Then I noticed the small printing on the ducky chests – Chancellor Hotel, San Francisco, California.

Fade to San Francisco Bar Scene

Suddenly a memory came back to me of sitting at a bar in San Francisco, which wasn’t an uncommon occurrence, back in the day. I used to spend a lot of time at the Sierra Club headquarters in that fabulous city, and in the evenings, visiting field reps would gather at classy joints (not so much) like Lefty O’Doul’s on Union Square. 

That particular night, I was sitting with a distraught young woman who had just been the victim of an elevator pass made by a male Sierra Club staffer notorious for womanizing. She asked for my advice.

I am ashamed to continue this story, so I will instead take you to an underground vault at the Central Intelligence Agency in McLean, Virginia. (How I went from a job at the CIA to the Sierra Club is another story. You’ll have to wait for my book.)

Jump to an Underground Vault at the CIA

Seal of the C.I.A. - Central Intelligence Agen...

Seal of the C.I.A. – Central Intelligence Agency of the United States Government (Photo credit: Wikipedia)

I am newly 19 and have just come back from lunch with my 30 year-old supervisor. He had lunged across the seat of his car, kissed me, and stuck his married hand up my skirt. I am asking an older woman in the secretarial pool what I should do. She gives me two pieces of advice – first, I shouldn’t have gotten in the car with him, and second, I shouldn’t wear such short skirts. I’m inviting that behavior.

I get a new supervisor. This one shoves his married tongue down my throat at the office holiday party. I don’t even bother to tell him when another fine, upstanding CIA employee comes up behind me and shoves his (married) hands down my blouse. After all, this is nothing new — the manager at the hardware store where I worked when I was 18 had done the same thing, after I turned down his kind invitation to swing with him and his wife. My fault, probably. I should have been wearing a turtleneck.
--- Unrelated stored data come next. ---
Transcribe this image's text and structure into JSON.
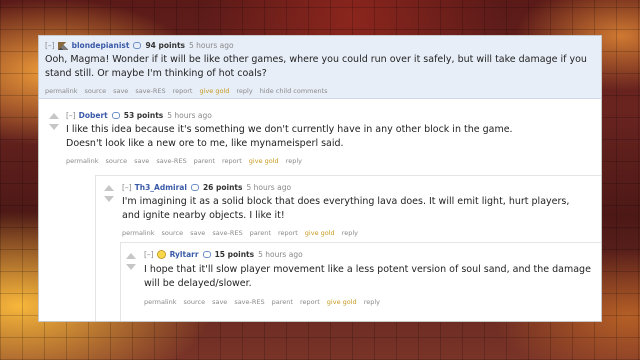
{
  "comments": [
    {
      "toggle": "[–]",
      "author": "blondepianist",
      "points": "94 points",
      "time": "5 hours ago",
      "text": "Ooh, Magma! Wonder if it will be like other games, where you could run over it safely, but will take damage if you stand still. Or maybe I'm thinking of hot coals?",
      "links": [
        "permalink",
        "source",
        "save",
        "save-RES",
        "report",
        "give gold",
        "reply",
        "hide child comments"
      ]
    },
    {
      "toggle": "[–]",
      "author": "Dobert",
      "points": "53 points",
      "time": "5 hours ago",
      "text": "I like this idea because it's something we don't currently have in any other block in the game. Doesn't look like a new ore to me, like mynameisperl said.",
      "links": [
        "permalink",
        "source",
        "save",
        "save-RES",
        "parent",
        "report",
        "give gold",
        "reply"
      ]
    },
    {
      "toggle": "[–]",
      "author": "Th3_Admiral",
      "points": "26 points",
      "time": "5 hours ago",
      "text": "I'm imagining it as a solid block that does everything lava does. It will emit light, hurt players, and ignite nearby objects. I like it!",
      "links": [
        "permalink",
        "source",
        "save",
        "save-RES",
        "parent",
        "report",
        "give gold",
        "reply"
      ]
    },
    {
      "toggle": "[–]",
      "author": "Ryltarr",
      "points": "15 points",
      "time": "5 hours ago",
      "text": "I hope that it'll slow player movement like a less potent version of soul sand, and the damage will be delayed/slower.",
      "links": [
        "permalink",
        "source",
        "save",
        "save-RES",
        "parent",
        "report",
        "give gold",
        "reply"
      ]
    }
  ]
}
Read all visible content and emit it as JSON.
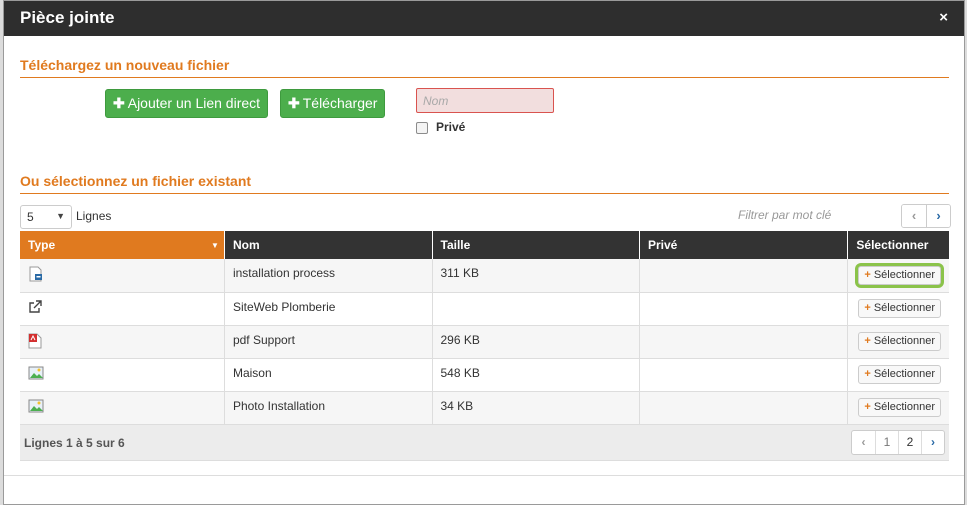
{
  "dialog": {
    "title": "Pièce jointe",
    "close_symbol": "×"
  },
  "upload": {
    "section_title": "Téléchargez un nouveau fichier",
    "add_link_label": "Ajouter un Lien direct",
    "upload_label": "Télécharger",
    "name_placeholder": "Nom",
    "private_label": "Privé"
  },
  "existing": {
    "section_title": "Ou sélectionnez un fichier existant",
    "page_size": "5",
    "page_size_label": "Lignes",
    "filter_label": "Filtrer par mot clé"
  },
  "table": {
    "headers": [
      "Type",
      "Nom",
      "Taille",
      "Privé",
      "Sélectionner"
    ],
    "select_label": "Sélectionner",
    "rows": [
      {
        "icon": "document-icon",
        "name": "installation process",
        "size": "311 KB",
        "private": ""
      },
      {
        "icon": "external-link-icon",
        "name": "SiteWeb Plomberie",
        "size": "",
        "private": ""
      },
      {
        "icon": "pdf-icon",
        "name": "pdf Support",
        "size": "296 KB",
        "private": ""
      },
      {
        "icon": "image-icon",
        "name": "Maison",
        "size": "548 KB",
        "private": ""
      },
      {
        "icon": "image-icon",
        "name": "Photo Installation",
        "size": "34 KB",
        "private": ""
      }
    ]
  },
  "footer": {
    "summary": "Lignes 1 à 5 sur 6",
    "pages": [
      "1",
      "2"
    ]
  },
  "colors": {
    "accent": "#e07a1f",
    "header": "#2e2e2e",
    "green": "#4cae4c",
    "highlight": "#8bc34a"
  }
}
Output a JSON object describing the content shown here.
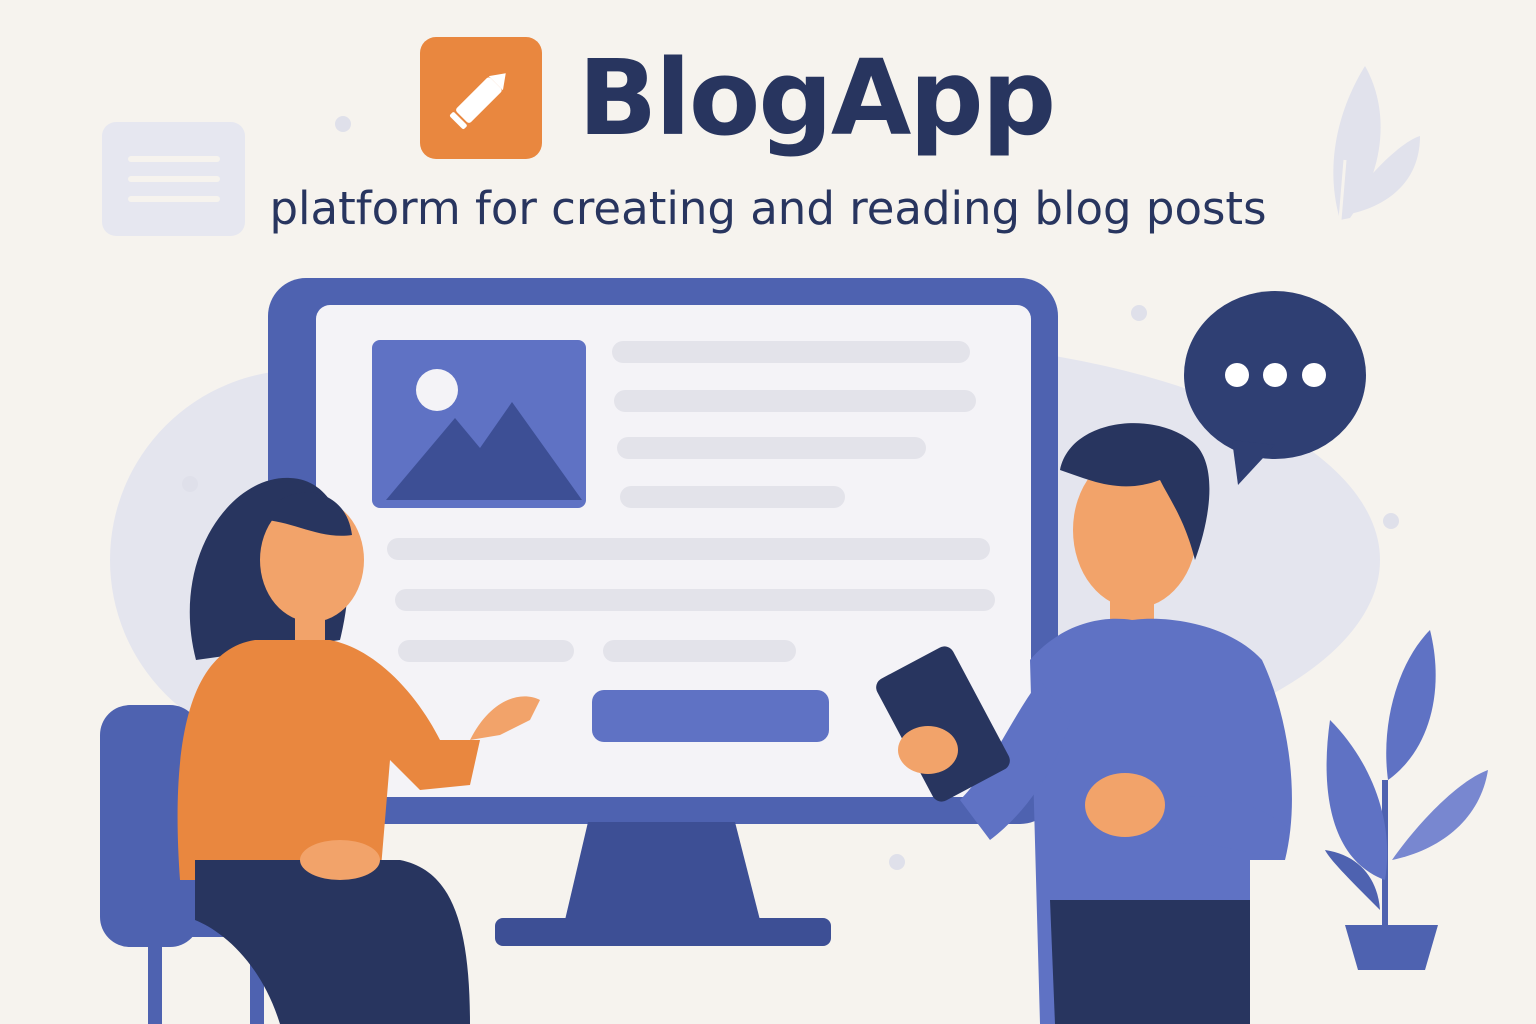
{
  "brand": {
    "app_name": "BlogApp",
    "tagline": "platform for creating and reading blog posts",
    "logo_icon": "pencil-icon"
  },
  "colors": {
    "background": "#f6f3ee",
    "brand_orange": "#e9873f",
    "navy": "#28355f",
    "blue": "#5f72c4",
    "light_gray": "#e3e3ea"
  },
  "illustration": {
    "monitor_icon": "monitor-icon",
    "image_placeholder_icon": "image-icon",
    "speech_bubble_icon": "speech-bubble-icon",
    "plant_icon": "plant-icon"
  }
}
Done with Duckies, Guilt, and Shame

So what did I tell this younger woman at the bar in San Francisco, twenty years post-CIA trauma? Thank God I didn’t tell her to wear longer skirts. But I did advise her to weigh her actions in light of her career goals. She was junior, but on her way up, and he was an influential manager. She never reported the sexual harassment. None of us works there anymore.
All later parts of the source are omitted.